Horizon, au cœur du scandale, est un système développé par une filiale de la société japonaise Fujitsu. Il fut déployé à partir de 1999, avec pour mission de moderniser la comptabilité des bureaux de poste britanniques. En réalité, ce logiciel de point de vente et de gestion financière présentait des défauts majeurs que ses concepteurs connaissaient parfaitement. Le rapport établit que des employés de Fujitsu et du Post Office (la Poste britannique) savaient que Horizon pouvait générer des « gains et pertes illusoires » dans les comptes des agences.

Malgré ces défaillances largement documentées, les dirigeants ont maintenu le mensonge de la fiabilité absolue du système. Les sous-postiers qui osaient signaler des anomalies comptables – parfois de plusieurs milliers d'euros – étaient systématiquement accusés de vol ou d'incompétence. Paradoxalement, ce même logiciel défaillant continue d'être utilisé aujourd'hui, même si le Post Office prévoit de s'en séparer d'ici deux à trois ans, selon son président Nigel Railton.

La capacité à persister dans l'utilisation d'Horizon interroge forcément, d'autant plus que Fujitsu continue de briguer des contrats publics majeurs. L'entreprise candidate actuellement pour gérer la frontière douanière post-Brexit avec l'Irlande du Nord, un marché de plus de 400 millions d'euros, qui suscite l'indignation des parlementaires britanniques qui dénoncent une « irresponsabilité corporative ».

Des vies brisées par les fausses accusations informatiques

Le bilan humain du scandale Post Office Horizon dépasse l'entendement. Sir Wyn Williams, le président de l'enquête, révèle dans son rapport que treize personnes au minimum ont mis fin à leurs jours après avoir été faussement accusées de vol et de fraude comptable. Des tragédies qui résultent directement des poursuites injustifiées fondées sur les données erronées du système informatique défaillant.

Cinquante-neuf autres victimes ont envisagé le suicide, dont dix ont tenté de passer à l'acte.
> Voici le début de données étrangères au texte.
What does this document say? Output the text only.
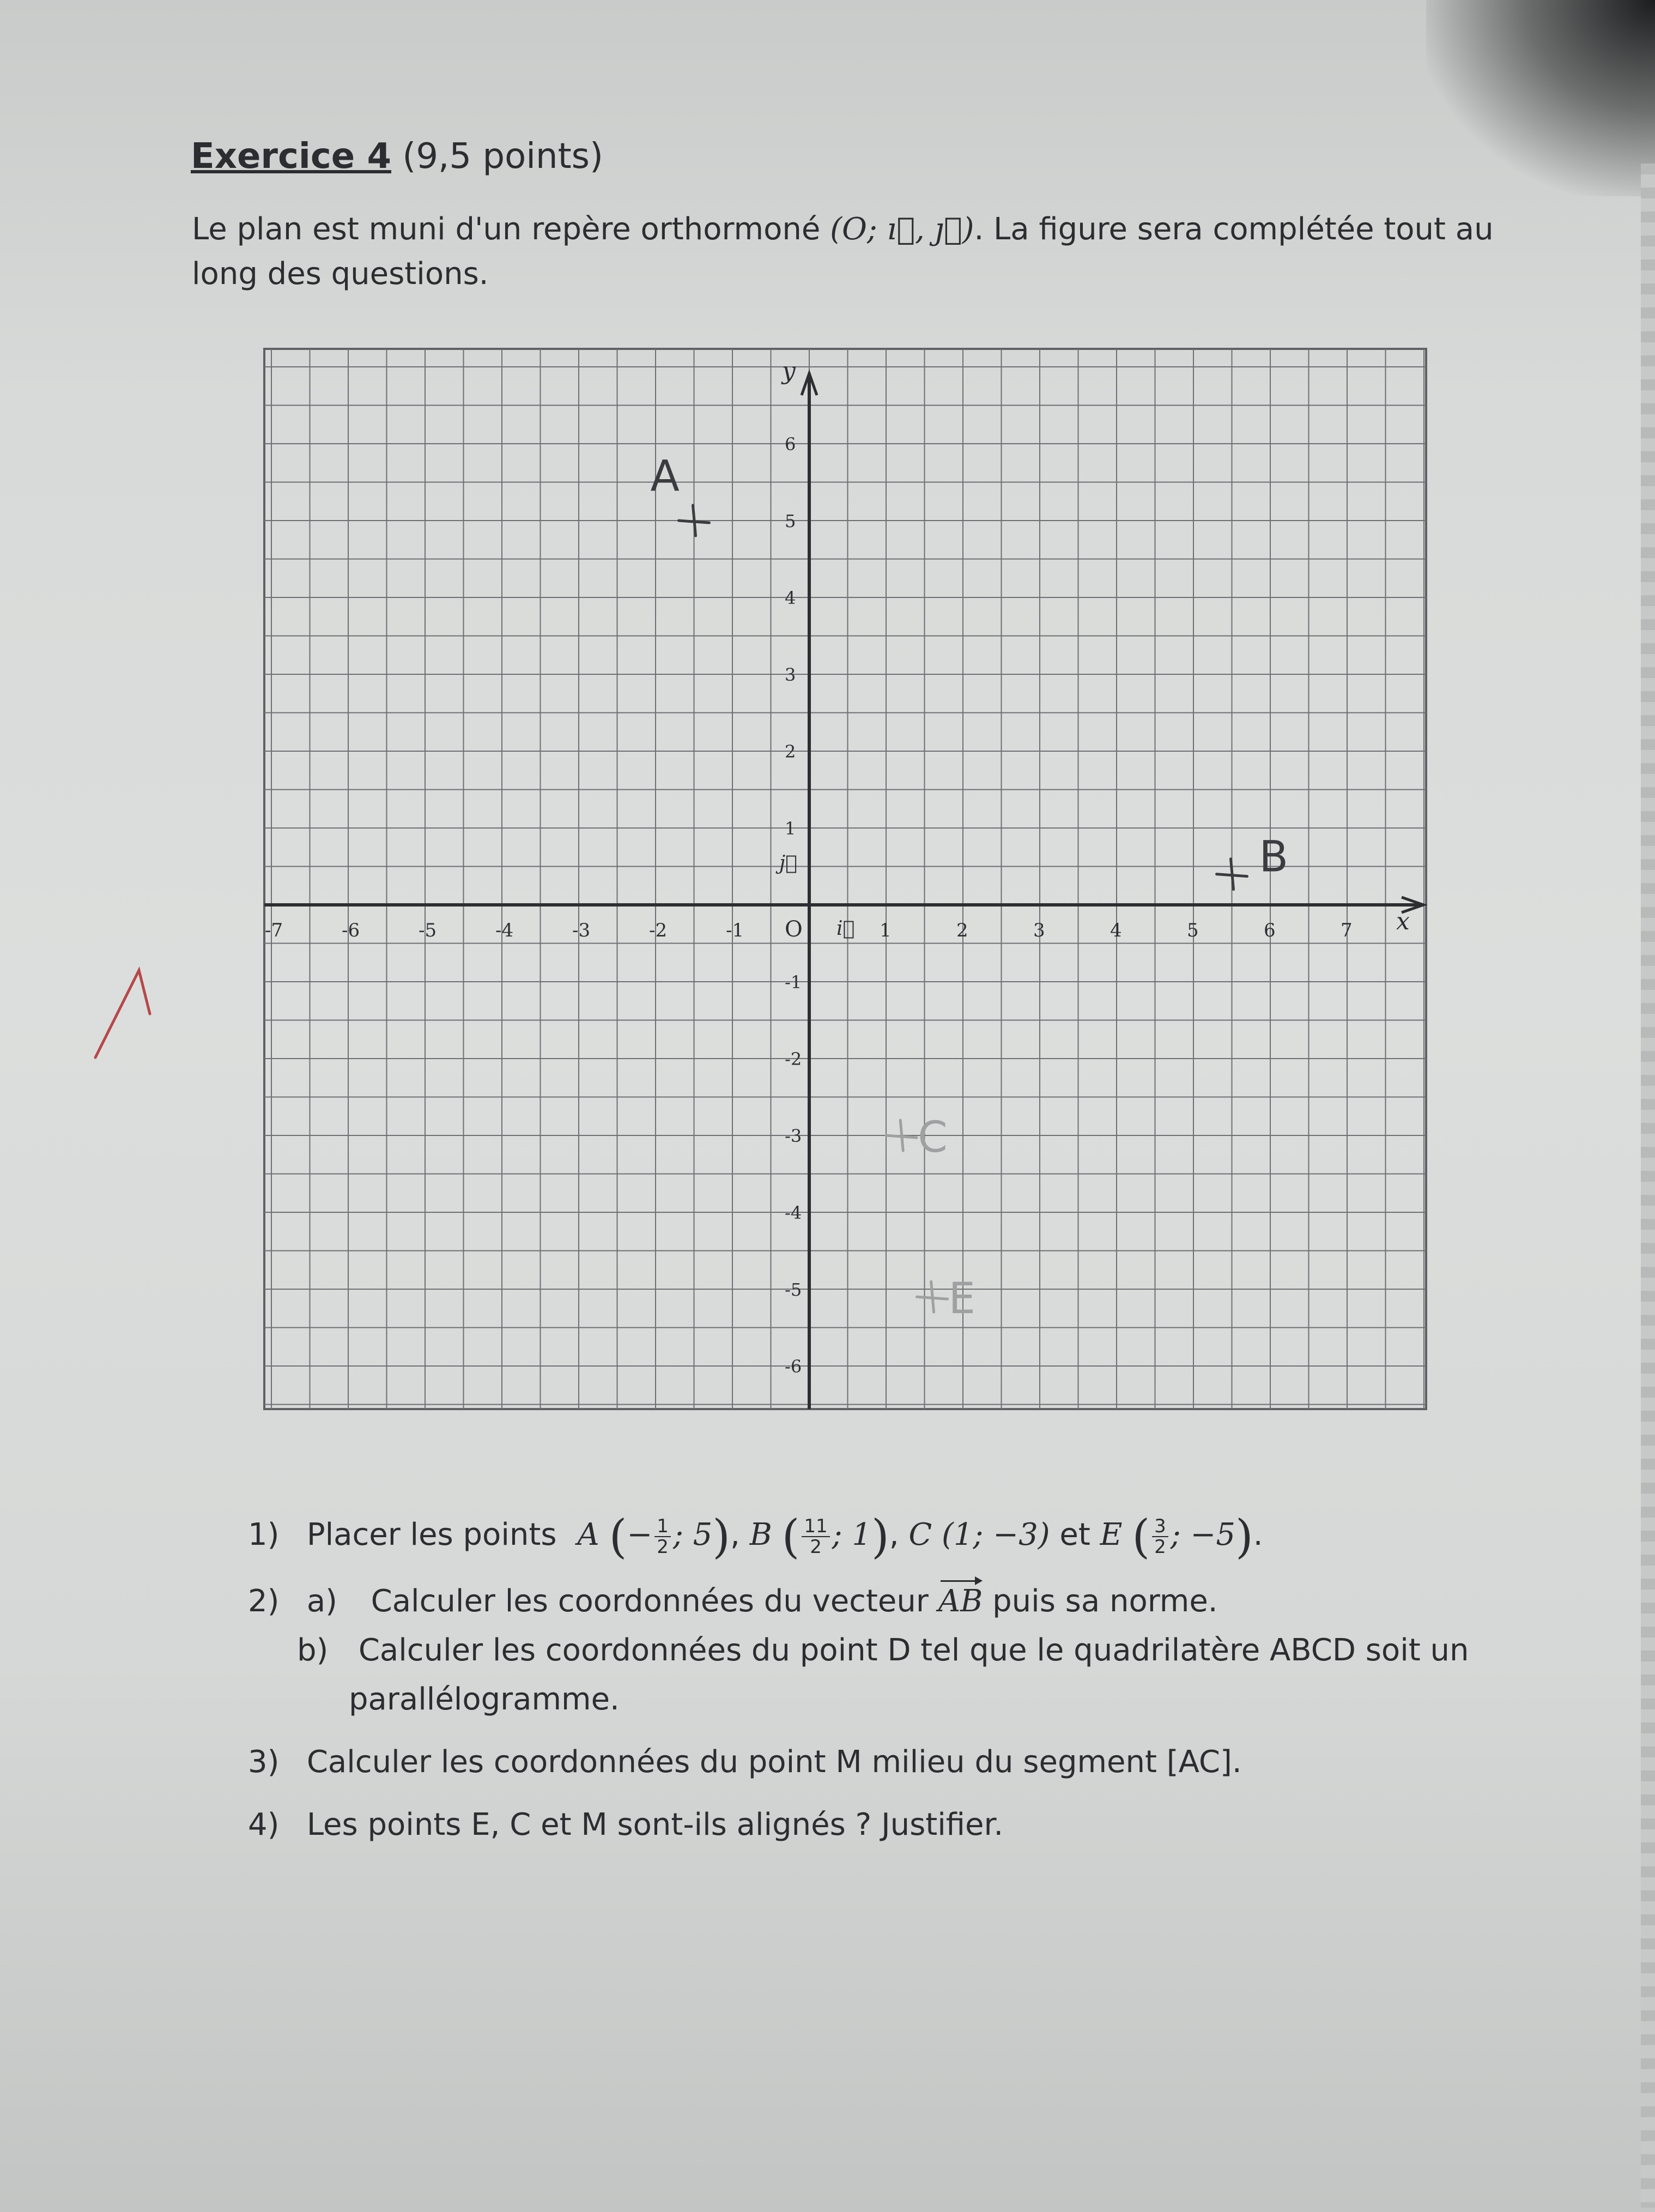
Exercice 4 (9,5 points)
Le plan est muni d'un repère orthormoné (O; ı⃗, ȷ⃗). La figure sera complétée tout au long des questions.
-7	-6	-5	-4	-3	-2	-1	1	2	3	4	5	6	7
6
5
4
3
2
1
-1
-2
-3
-4
-5
-6
O	x
y
i⃗
j⃗
A
B
C
E
1) Placer les points A (− $\frac{1}{2}$ ; 5), B ( $\frac{11}{2}$ ; 1), C (1; −3) et E ( $\frac{3}{2}$ ; −5).
2) a) Calculer les coordonnées du vecteur AB puis sa norme.
b) Calculer les coordonnées du point D tel que le quadrilatère ABCD soit un
parallélogramme.
3) Calculer les coordonnées du point M milieu du segment [AC].
4) Les points E, C et M sont-ils alignés ? Justifier.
Seema Misra, injustement emprisonnée alors qu'elle était enceinte, témoigne avec une douloureuse franchise dans les médias britanniques : elle n'aurait tout simplement pas survécu sans sa grossesse, rapporte Sky News. Christopher Head, le plus jeune sous-postier accusé à 18 ans, compare la procédure d'indemnisation à « un second procès ».

Au-delà des tentatives de suicide, l'enquête documente une litanie de souffrances, qui vont de l'alcoolisme à la dépression, en passant par les troubles alimentaires, les faillites et les divorces. Betty Brown, 92 ans aujourd'hui, est la doyenne des victimes. Elle a aussi témoigné avec amertume, révoltée par une affaire administrative devenue une tragédie humaine. La seule qu'ont en commun les personnes lésées, c'est qu'elles ont toutes le sentiment d'avoir perdu 20 ans de leur vie.

Comment les victimes obtiennent enfin justice et réparations

Au total, le Post Office britannique a poursuivi 700 personnes entre 1999 et 2015, tandis que 283 autres cas furent traités par d'autres instances judiciaires. La bataille juridique menée par Sir Alan Bates et 555 sous-postiers en 2017 a été un tournant décisif. Leur action collective contre le Post Office a abouti à un accord de 58 millions de livres (67 millions d'euros) en 2019, ouvrant ainsi la voie aux annulations de condamnations.

Le gouvernement britannique a donc mis en place quatre dispositifs d'indemnisation distincts pour réparer, ou plutôt pour tenter de réparer les préjudices subis. Au 2 juin 2025, plus d'un milliard de livres furent versés à plus de 7 300 bénéficiaires. Les montants individuels varient puisque, comme on peut le lire chez nos confrères de la BBC, certaines compensations dépassant le million de livres, selon le professeur Chris Hodges, président du conseil consultatif indépendant sur les indemnisations Horizon.

L'enquête fleuve fait dix-neuf recommandations pour éviter la répétition d'une telle tragédie. Le gouvernement a jusqu'au 10 octobre 2025 pour répondre officiellement aux préconisations. Car la seconde partie du rapport, attendue d'ici fin 2025 ou début 2026, arrive vite. Elle se concentrera sur les responsabilités individuelles et institutionnelles de cette catastrophe, qui a même été portée à l'attention du grand public, outre-Manche surtout, avec le drama télévisé Mr Bates vs The Post Office.